AI-related companies have pulled in roughly $380 billion in combined capital this year through investment-grade bonds, venture capital, and high-yield credit — representing 64% of all tracked investment flows. The figure highlights how deeply the AI boom has reshaped corporate finance, with bond issuance alone hitting about $140 billion, or nearly half of all investment-grade debt issued year-to-date.

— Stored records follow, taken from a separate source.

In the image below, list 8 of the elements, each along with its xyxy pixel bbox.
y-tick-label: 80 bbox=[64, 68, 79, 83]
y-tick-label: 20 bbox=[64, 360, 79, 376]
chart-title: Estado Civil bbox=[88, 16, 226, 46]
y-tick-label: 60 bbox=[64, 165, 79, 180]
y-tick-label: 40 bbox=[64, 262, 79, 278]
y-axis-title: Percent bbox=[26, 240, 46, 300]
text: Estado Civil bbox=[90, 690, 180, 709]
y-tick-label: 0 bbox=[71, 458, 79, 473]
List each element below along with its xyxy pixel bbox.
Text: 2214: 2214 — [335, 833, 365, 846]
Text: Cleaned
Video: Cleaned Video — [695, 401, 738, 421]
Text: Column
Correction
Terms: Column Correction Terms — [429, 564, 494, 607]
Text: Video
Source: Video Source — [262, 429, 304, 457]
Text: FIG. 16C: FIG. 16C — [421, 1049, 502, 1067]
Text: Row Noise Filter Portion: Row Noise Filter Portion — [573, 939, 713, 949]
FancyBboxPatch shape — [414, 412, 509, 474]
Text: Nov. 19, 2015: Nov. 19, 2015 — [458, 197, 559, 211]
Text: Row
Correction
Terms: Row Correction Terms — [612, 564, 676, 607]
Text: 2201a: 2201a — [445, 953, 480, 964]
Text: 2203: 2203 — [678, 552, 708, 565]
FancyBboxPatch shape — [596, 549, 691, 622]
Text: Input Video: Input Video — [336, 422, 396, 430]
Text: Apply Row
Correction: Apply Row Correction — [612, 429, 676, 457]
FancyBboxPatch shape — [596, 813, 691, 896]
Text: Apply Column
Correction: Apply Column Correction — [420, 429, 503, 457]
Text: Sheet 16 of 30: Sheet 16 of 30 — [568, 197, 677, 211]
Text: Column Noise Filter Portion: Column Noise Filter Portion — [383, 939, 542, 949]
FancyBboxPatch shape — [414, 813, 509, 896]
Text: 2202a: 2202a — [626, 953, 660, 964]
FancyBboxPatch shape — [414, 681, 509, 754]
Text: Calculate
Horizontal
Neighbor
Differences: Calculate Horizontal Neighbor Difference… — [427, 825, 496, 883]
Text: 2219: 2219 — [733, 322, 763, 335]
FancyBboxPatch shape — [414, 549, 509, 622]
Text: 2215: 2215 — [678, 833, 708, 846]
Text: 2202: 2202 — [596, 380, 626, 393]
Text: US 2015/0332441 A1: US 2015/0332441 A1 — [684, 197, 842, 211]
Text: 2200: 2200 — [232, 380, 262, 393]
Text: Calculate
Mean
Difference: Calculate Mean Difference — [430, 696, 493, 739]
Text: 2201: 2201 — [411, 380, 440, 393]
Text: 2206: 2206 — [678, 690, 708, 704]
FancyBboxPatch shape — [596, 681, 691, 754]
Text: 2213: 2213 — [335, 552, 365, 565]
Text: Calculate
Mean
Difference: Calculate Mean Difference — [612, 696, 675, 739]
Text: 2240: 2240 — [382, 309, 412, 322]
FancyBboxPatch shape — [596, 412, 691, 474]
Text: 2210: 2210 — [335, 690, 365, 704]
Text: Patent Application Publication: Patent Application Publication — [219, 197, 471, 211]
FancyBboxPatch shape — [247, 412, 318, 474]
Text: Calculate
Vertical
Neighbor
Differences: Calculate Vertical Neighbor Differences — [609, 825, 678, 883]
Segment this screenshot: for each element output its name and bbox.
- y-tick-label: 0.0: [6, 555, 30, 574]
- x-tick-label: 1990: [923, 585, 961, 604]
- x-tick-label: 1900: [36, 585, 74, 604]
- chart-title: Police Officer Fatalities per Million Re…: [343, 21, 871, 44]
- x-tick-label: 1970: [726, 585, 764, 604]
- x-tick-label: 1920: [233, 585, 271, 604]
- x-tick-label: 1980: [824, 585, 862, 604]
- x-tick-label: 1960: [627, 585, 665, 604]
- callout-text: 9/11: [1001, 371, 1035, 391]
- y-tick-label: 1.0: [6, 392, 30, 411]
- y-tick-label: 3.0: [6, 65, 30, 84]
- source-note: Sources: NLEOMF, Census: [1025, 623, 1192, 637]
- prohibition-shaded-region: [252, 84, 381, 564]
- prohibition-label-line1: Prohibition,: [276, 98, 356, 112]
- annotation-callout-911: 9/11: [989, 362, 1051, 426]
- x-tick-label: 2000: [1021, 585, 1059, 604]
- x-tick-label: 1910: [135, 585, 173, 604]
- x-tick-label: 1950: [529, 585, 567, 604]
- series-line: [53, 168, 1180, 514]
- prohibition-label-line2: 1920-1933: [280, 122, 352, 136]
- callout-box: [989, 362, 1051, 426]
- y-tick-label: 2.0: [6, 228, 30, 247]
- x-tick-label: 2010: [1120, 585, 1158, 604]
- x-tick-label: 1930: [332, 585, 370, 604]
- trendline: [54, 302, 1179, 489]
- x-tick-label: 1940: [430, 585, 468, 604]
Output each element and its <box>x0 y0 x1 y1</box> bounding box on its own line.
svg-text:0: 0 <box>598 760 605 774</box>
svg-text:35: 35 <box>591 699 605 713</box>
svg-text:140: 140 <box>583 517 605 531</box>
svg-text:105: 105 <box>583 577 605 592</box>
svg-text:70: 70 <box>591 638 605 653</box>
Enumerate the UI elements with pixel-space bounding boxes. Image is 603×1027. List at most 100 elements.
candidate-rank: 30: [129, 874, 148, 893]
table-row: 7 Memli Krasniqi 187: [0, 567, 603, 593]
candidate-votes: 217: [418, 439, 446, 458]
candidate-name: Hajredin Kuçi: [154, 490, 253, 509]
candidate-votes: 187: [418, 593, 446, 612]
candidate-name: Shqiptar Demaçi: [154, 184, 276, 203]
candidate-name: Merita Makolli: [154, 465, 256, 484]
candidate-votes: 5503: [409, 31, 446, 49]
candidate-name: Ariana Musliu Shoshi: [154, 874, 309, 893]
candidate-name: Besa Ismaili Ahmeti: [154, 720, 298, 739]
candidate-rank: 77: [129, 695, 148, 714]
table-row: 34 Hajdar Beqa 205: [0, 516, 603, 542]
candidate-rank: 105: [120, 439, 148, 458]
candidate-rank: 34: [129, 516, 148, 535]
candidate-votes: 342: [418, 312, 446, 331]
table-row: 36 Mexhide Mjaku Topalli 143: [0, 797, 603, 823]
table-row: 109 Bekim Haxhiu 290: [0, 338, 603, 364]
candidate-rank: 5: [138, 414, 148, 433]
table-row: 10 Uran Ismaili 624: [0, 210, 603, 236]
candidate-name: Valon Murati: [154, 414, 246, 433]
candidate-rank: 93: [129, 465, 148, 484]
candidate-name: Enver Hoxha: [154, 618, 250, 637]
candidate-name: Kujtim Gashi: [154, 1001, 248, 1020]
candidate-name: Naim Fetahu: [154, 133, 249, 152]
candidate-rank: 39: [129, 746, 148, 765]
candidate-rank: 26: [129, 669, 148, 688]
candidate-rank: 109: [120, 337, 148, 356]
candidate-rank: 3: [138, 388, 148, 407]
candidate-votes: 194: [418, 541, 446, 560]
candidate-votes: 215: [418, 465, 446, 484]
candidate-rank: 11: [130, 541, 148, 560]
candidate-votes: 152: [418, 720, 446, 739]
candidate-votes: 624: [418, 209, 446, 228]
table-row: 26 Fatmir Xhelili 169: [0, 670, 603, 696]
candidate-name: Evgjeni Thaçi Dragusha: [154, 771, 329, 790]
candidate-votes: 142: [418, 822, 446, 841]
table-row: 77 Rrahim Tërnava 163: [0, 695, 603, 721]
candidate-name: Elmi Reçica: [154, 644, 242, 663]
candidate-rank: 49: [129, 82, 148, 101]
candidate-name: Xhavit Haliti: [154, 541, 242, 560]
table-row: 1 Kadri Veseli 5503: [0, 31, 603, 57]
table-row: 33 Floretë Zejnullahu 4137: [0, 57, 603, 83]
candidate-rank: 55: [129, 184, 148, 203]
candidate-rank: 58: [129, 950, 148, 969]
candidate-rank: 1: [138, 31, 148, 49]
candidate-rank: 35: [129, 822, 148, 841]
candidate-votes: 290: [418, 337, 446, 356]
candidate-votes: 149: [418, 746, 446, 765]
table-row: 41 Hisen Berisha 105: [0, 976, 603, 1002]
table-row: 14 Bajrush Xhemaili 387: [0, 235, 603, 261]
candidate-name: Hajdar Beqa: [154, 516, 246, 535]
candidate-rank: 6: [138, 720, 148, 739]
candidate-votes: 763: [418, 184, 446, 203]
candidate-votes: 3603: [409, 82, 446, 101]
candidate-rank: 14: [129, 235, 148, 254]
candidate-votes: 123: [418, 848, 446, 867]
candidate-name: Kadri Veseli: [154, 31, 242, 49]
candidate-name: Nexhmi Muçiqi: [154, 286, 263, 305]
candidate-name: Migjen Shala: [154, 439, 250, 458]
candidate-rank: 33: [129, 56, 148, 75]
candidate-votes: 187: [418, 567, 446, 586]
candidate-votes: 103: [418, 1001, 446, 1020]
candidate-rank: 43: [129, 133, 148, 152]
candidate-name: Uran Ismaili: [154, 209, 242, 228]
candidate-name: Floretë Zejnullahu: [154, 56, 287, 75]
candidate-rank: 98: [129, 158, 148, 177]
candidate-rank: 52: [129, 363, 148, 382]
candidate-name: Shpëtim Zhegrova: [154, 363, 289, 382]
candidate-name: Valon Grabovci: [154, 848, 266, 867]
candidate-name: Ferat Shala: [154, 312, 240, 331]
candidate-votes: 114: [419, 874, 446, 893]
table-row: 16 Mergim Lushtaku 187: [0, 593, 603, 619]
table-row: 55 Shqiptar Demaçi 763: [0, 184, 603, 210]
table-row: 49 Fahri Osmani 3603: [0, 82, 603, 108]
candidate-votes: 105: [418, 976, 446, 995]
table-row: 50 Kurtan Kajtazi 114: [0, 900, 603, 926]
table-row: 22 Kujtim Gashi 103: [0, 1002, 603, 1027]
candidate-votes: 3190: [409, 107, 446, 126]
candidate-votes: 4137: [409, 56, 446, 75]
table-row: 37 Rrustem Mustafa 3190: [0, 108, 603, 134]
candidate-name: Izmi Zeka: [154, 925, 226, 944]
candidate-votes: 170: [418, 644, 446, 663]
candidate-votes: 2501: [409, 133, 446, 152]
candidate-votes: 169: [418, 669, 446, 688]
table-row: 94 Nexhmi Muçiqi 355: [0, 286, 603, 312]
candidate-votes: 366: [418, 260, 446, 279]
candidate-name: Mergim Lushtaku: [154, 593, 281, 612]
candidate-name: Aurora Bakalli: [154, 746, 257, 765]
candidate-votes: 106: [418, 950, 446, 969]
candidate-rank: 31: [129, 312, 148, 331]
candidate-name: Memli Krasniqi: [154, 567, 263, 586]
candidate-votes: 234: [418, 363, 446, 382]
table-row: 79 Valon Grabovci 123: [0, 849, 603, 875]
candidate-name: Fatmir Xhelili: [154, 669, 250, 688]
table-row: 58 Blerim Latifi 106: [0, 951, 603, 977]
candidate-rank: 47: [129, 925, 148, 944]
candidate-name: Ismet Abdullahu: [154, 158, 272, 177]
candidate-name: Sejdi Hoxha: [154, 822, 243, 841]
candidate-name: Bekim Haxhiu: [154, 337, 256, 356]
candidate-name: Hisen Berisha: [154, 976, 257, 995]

A Bold Bet from SoftBank in France
SoftBank committed €75 billion — roughly $87 billion — to build 5 gigawatts of AI data center capacity in France. CEO Masayoshi Son announced the plan alongside President Macron, comparing the current AI cycle to the dot-com era but on a far larger scale. Son called it 'more than 10x, probably 50x bigger than dotcom.' The investment signals SoftBank's belief that the infrastructure needed for AI will require trillions of dollars globally.
Bubble or Building Phase?
Not everyone sees the spending as purely rational. Amazon executive David Treadwell recently asked staff to stop using AI for trivial tasks after the company reportedly burned through roughly $500 million worth of tokens in a single month. Meanwhile, Amazon founder Jeff Bezos described the moment as an 'industrial bubble' — one that, after speculative failures, leaves behind productive infrastructure. Nvidia CEO Jensen Huang pushed back on fears that AI is destroying jobs, calling such claims 'complete nonsense.'
The Math Behind the Mania
VanEck strategist Matthew Sigel pointed out that flagship AI models can summarize a 500-page book for about $2.50 — a fraction of the $375 to $400 per million tokens for human-packaged content. That cost advantage helps explain why companies are racing to deploy AI, even as some question the return on investment. Forecaster Will Sommer estimated that hyperscale data center operators need roughly $7 trillion in revenue over the next three years just to achieve a 7% return on invested capital. Whether those numbers add up remains an open question.
Venture Capital Follows the Trend
AI companies also absorbed about $220 billion in venture capital funding year-to-date, making up 87% of all VC investment. The concentration suggests that startups outside AI are struggling to attract the same level of interest from investors. With total AI-linked capital flows reaching $380 billion, the sector has become the dominant engine of corporate fundraising — for now.
The next major test will come as companies report earnings and disclose how much of their AI spending is actually translating into revenue. Investors are watching closely.